Chutneys are a delicious Indian condiment. The word “chutney” is actually a British term derived from the Hindi word “chatni”, meaning, “to crush”. They are very popular all over India and are quite simple to make.
Chutneys come in a wide range of bold and exciting flavors ranging from spicy to sweet, savory, tangy and even sour. They also vary in textures depending upon the ingredients used and their preparation. There are two main types of chutneys: fresh and preserved and they can either be wet or dry in nature. Regardless, fresh home made chutneys will always add an exotic Indian touch to any meal.
Cilantro chutney is one of my personal favorites. It's fresh and earthy with a slightly tart taste. This versatile chutney can be used as a condiment, dip or even as a spread. Whether its samosas, pakoras, vadas or dosas --- cilantro chutney is the perfect accompaniment to any Indian meal.

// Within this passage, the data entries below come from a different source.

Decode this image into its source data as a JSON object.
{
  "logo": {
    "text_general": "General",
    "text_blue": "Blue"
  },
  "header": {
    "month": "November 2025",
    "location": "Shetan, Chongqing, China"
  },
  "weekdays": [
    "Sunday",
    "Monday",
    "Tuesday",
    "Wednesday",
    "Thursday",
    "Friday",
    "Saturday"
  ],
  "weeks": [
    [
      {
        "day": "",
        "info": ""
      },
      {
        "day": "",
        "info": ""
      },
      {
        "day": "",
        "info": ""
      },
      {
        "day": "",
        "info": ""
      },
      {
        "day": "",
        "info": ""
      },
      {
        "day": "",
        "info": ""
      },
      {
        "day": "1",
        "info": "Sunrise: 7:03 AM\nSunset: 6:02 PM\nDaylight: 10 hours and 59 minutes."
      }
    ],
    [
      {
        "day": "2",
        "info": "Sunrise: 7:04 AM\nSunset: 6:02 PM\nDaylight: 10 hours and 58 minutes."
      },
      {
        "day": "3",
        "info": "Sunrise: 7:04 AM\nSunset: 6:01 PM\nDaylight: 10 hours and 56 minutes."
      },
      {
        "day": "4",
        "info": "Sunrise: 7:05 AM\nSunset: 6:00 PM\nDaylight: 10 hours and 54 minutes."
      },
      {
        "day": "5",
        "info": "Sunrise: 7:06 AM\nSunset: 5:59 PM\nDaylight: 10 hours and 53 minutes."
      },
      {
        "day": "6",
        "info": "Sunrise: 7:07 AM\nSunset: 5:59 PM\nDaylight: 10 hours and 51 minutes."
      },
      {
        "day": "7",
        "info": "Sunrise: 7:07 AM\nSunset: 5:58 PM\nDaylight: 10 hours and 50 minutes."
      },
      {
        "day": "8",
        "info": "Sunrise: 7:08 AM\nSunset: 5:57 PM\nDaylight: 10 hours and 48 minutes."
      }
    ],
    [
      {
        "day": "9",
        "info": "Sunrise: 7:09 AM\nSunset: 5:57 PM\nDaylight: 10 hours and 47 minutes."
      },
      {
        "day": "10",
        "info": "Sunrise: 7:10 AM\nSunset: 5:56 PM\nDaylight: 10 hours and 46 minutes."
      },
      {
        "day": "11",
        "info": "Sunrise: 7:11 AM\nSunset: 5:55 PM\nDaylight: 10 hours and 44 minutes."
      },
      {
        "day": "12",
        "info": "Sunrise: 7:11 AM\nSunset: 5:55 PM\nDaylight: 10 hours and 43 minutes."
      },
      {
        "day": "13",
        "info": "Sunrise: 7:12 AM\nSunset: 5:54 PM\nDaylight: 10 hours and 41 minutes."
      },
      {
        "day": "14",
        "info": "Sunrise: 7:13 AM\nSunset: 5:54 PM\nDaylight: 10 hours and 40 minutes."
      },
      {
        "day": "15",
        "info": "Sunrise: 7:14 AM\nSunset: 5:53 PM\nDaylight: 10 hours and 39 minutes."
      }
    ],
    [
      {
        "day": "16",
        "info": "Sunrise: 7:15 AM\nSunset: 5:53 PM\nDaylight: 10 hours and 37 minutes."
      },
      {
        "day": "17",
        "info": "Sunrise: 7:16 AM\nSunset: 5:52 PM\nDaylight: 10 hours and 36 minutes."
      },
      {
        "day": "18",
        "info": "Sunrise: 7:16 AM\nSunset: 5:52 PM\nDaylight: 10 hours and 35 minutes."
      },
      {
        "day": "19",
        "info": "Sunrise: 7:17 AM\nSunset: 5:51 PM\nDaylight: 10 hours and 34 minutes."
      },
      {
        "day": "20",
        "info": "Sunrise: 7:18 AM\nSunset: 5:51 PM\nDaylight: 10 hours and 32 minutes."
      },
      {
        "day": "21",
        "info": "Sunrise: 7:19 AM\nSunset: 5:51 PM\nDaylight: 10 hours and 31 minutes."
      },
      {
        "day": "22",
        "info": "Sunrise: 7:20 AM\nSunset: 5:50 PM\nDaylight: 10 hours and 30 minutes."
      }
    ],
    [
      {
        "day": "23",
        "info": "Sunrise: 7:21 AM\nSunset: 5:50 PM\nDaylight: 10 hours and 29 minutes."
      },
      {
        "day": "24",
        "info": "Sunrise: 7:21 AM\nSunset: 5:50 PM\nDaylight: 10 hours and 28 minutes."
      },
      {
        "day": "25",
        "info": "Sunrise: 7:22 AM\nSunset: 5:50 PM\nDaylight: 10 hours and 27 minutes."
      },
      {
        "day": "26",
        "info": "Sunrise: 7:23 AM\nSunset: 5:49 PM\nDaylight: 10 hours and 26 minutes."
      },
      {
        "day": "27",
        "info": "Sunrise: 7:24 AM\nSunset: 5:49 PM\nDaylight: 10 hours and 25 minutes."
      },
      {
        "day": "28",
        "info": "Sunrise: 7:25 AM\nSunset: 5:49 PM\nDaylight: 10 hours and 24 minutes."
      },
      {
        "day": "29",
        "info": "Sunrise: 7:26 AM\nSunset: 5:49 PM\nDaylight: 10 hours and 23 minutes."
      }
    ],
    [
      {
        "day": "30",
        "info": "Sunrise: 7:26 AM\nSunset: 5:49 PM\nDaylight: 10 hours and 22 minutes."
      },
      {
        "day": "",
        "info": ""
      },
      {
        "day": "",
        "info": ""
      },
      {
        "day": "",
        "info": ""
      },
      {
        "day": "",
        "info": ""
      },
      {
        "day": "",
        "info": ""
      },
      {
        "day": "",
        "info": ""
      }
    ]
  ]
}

Cilantro is also known as fresh coriander or Chinese parsley. It is readily available in most grocery stores these days and any Indian grocery store will most definitely carry cilantro leaves. When buying fresh cilantro, look for bright green sturdy stems and leaves with a characteristic cilantro fragrance.
Yields 1 cup
2 cups freshly packed cilantro leaves
2-3 small Thai green chilies, roughly chopped
2 large garlic cloves, roughly chopped
1 inch piece of ginger, peeled and roughly chopped
juice of ½ a lime
water (if needed)
salt to taste
In a blender or food processor, blend all of the ingredients until smooth. You may need to add a little water to help the blending process. The consistency may be adjusted according to personal preference. You may add a little water for a slightly thinner consistency. Refrigerate and use immediately. The chutney will last for up to 1 week in the refrigerator.
You can substitute mint leaves for the cilantro leaves or use a combination of both mint and cilantro. For a slightly tart taste, add a few pieces of green apple for a refreshing twist.